Une salariée obtient 6 000 euros de préavis, 600 euros de congés payés, 4 000 euros d’indemnité de licenciement et 10 000 euros pour licenciement sans cause réelle et sérieuse. L’employeur fait appel.
Il serait faux de conclure automatiquement que les 20 600 euros sont tous bloqués jusqu’à l’arrêt. Il faut identifier, au regard du jugement et de l’article R. 1454-28, quelles sommes sont exécutoires provisoirement et dans quelle limite. Le décompte doit être fait poste par poste.
Plan d’action en sept étapes
- obtenir le jugement complet et la preuve de notification ;
- relever chaque condamnation du dispositif ;
- identifier les condamnations exécutoires ;
- vérifier si un appel est formé et sur quels chefs ;
- adresser une demande de règlement claire ;
- en l’absence de paiement, préparer le dossier d’exécution avec un commissaire de justice ;
- contrôler le paiement final, les documents et les intérêts éventuels.
Qui supporte les frais d’exécution ?
Les frais liés à une exécution forcée obéissent à des règles spécifiques. Certains actes nécessaires à l’exécution d’un titre peuvent être mis à la charge du débiteur dans les conditions prévues par les textes, tandis que d’autres démarches ou honoraires peuvent rester à avancer ou à supporter selon leur nature. Demandez au commissaire de justice un décompte clair avant d’engager une mesure lorsque l’enjeu est limité.
Pour une condamnation importante, le coût d’un acte d’exécution peut être justifié. Pour une somme très faible, il peut être utile de commencer par une relance formelle et de vérifier la solvabilité de la société. L’objectif n’est pas de multiplier les actes, mais d’obtenir l’exécution du jugement de la manière la plus efficace.
Comment vérifier que la société existe encore et peut payer ?
Avant d’engager une exécution, vérifiez la dénomination exacte de l’employeur figurant sur le jugement, son numéro d’immatriculation et son siège. Une enseigne commerciale peut masquer une société juridiquement différente.
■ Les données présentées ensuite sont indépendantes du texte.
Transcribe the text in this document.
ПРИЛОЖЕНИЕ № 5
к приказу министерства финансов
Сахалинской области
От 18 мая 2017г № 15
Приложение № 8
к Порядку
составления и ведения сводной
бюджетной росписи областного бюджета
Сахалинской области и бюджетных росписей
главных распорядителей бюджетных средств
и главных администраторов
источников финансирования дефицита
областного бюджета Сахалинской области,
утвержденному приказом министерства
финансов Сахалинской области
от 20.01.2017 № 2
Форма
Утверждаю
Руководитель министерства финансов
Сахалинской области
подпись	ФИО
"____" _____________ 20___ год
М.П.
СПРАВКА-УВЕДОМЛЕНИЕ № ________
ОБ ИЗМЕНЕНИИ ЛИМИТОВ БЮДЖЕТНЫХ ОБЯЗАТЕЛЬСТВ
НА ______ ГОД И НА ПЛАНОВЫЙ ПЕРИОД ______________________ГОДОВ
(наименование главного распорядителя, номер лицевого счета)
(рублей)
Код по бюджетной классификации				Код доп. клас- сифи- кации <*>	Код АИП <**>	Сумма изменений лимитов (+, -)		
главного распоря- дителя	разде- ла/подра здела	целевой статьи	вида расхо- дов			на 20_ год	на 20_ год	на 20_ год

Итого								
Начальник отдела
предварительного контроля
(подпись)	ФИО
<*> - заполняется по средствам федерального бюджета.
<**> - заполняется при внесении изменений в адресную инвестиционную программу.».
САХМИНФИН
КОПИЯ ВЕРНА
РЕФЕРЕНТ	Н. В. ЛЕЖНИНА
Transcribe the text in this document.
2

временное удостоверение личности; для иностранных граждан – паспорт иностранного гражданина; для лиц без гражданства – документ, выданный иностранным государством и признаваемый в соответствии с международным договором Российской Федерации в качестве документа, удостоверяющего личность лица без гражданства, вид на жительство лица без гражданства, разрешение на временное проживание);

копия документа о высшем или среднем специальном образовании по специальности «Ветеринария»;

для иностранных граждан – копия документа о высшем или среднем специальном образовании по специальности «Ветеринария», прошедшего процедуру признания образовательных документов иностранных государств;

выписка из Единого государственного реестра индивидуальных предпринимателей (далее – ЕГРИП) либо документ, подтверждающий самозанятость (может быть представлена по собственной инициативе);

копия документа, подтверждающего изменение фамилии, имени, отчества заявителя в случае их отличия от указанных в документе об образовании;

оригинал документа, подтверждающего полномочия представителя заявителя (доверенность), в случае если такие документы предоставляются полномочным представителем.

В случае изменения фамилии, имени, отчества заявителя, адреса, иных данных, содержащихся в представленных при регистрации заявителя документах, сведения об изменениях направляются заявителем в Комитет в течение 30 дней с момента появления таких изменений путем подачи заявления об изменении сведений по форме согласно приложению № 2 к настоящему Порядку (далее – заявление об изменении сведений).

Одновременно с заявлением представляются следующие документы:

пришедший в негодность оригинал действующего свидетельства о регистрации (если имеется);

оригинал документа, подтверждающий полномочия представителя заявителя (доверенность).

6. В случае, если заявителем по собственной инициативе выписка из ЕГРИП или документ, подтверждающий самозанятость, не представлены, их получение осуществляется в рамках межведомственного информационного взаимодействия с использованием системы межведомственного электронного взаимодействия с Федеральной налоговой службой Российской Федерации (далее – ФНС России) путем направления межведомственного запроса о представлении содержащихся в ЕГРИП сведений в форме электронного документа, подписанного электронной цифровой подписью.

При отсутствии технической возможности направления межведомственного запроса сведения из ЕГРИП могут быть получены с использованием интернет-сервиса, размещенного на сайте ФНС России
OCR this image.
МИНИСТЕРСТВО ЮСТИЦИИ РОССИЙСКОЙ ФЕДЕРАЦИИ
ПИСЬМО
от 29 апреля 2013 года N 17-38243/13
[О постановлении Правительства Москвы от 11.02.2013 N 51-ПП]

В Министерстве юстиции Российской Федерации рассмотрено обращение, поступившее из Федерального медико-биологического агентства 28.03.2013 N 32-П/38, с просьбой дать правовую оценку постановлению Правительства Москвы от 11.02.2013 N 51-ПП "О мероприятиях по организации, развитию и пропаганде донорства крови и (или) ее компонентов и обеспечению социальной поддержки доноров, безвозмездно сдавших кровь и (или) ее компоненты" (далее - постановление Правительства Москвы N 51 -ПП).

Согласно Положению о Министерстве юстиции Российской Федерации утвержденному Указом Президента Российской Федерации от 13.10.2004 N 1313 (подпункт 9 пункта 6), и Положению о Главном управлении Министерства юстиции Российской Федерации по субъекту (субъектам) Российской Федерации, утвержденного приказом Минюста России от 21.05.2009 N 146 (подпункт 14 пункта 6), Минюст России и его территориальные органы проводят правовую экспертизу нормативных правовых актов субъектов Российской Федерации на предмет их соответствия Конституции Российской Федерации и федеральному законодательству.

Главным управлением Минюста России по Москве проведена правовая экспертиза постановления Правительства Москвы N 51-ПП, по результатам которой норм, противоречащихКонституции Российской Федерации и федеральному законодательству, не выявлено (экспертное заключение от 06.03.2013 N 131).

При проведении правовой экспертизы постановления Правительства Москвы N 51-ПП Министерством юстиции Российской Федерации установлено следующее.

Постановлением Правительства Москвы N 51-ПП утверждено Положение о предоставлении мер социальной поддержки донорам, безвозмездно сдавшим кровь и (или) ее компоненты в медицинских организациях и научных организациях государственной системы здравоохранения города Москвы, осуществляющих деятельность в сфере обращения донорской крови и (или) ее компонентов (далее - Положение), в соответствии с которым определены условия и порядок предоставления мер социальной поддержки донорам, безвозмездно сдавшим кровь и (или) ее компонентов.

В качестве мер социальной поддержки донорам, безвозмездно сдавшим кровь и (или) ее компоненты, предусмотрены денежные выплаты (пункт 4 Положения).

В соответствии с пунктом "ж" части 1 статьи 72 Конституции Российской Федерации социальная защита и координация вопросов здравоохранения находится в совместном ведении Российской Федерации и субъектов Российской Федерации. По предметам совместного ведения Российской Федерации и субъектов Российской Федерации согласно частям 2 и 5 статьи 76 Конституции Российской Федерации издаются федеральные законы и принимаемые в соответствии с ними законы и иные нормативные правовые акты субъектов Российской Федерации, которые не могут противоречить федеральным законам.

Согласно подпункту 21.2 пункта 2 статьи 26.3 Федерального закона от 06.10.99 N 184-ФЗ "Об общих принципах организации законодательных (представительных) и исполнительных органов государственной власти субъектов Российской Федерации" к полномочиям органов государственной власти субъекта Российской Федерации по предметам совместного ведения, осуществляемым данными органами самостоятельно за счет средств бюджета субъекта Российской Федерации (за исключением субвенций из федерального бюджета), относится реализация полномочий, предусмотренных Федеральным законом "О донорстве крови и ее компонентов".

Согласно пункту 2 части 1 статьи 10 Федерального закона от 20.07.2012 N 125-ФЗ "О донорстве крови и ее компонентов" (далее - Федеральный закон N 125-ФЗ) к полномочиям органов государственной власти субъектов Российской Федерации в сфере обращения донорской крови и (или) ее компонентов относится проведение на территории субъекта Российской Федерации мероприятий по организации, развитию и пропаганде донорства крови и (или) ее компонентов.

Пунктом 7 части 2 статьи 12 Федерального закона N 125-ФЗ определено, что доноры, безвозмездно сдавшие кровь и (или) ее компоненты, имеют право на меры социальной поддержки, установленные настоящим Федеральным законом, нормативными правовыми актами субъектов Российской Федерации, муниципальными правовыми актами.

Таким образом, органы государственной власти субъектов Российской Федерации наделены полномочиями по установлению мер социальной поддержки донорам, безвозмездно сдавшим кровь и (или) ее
Si l’entreprise a changé d’adresse, fusionné ou fait l’objet d’une procédure collective, ces informations modifient la démarche.
Conservez les anciens bulletins de salaire, le contrat, les virements reçus et tout document portant le numéro SIREN ou l’identité juridique de l’employeur. Ils peuvent aider à éviter une confusion avec une autre société du groupe.
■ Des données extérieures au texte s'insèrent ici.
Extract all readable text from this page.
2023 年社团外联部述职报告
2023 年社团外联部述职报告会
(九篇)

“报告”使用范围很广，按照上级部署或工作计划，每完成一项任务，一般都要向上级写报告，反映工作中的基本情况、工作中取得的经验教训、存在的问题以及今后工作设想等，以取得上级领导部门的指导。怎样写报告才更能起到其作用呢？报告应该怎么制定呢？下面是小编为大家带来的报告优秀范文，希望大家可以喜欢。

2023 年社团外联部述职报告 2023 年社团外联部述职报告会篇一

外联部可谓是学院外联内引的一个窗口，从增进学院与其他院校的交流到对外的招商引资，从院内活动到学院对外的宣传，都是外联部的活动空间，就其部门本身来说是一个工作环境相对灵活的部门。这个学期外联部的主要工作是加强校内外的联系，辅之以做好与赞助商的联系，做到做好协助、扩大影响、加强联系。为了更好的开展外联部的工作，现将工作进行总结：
Si vous découvrez un redressement ou une liquidation, n’attendez pas. Les délais et interlocuteurs de la procédure collective sont différents de ceux d’une exécution classique. Le jugement reste une pièce essentielle, mais il faut alors identifier rapidement le mandataire ou le liquidateur et la manière dont la créance salariale doit être prise en compte.
L’employeur a fait appel : peut-il refuser tout paiement ?
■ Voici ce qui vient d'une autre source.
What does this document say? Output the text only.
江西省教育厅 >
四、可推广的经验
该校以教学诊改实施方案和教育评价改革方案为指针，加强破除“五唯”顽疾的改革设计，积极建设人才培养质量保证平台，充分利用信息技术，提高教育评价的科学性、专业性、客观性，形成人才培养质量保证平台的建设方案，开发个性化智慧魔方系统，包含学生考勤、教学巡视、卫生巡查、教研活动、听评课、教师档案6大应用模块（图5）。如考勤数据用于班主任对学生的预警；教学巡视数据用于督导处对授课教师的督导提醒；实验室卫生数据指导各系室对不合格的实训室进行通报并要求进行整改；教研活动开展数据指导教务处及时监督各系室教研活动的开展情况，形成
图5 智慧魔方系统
Non automatiquement. Certaines condamnations sont exécutoires à titre provisoire. Le jugement et l’article R. 1454-28 doivent être examinés.
Le conseil de prud’hommes peut-il saisir le compte de l’employeur ?
Non. L’article R. 1454-27 précise que le conseil de prud’hommes ne connaît pas de l’exécution forcée de ses jugements.
Dois-je contacter un commissaire de justice ?
Lorsque l’employeur ne paie pas une condamnation exécutoire, un commissaire de justice peut être nécessaire pour mettre en œuvre les mesures d’exécution.
Une astreinte est-elle automatique en cas de retard ?
Non. Vérifiez si le jugement en prévoit une et dans quelles conditions. L’absence d’astreinte n’efface pas l’obligation d’exécuter.
Que faire si la société est liquidée ?
Les règles des procédures collectives s’appliquent et les voies d’exécution individuelles sont encadrées. Il faut identifier rapidement le mandataire ou liquidateur et la situation de la créance.
À retenir

Après un jugement favorable, ne confondez pas appel et suspension automatique. Lisez le dispositif, identifiez les condamnations exécutoires, demandez le paiement et, si nécessaire, utilisez les procédures d’exécution adaptées par l’intermédiaire d’un commissaire de justice.
Sources principales

- Code du travail, article R. 1454-28
- Code du travail, articles R. 1454-25 à R. 1454-28
- Service-Public.fr, déroulement d’une affaire aux prud’hommes
Dernière vérification juridique : 8 août 2026.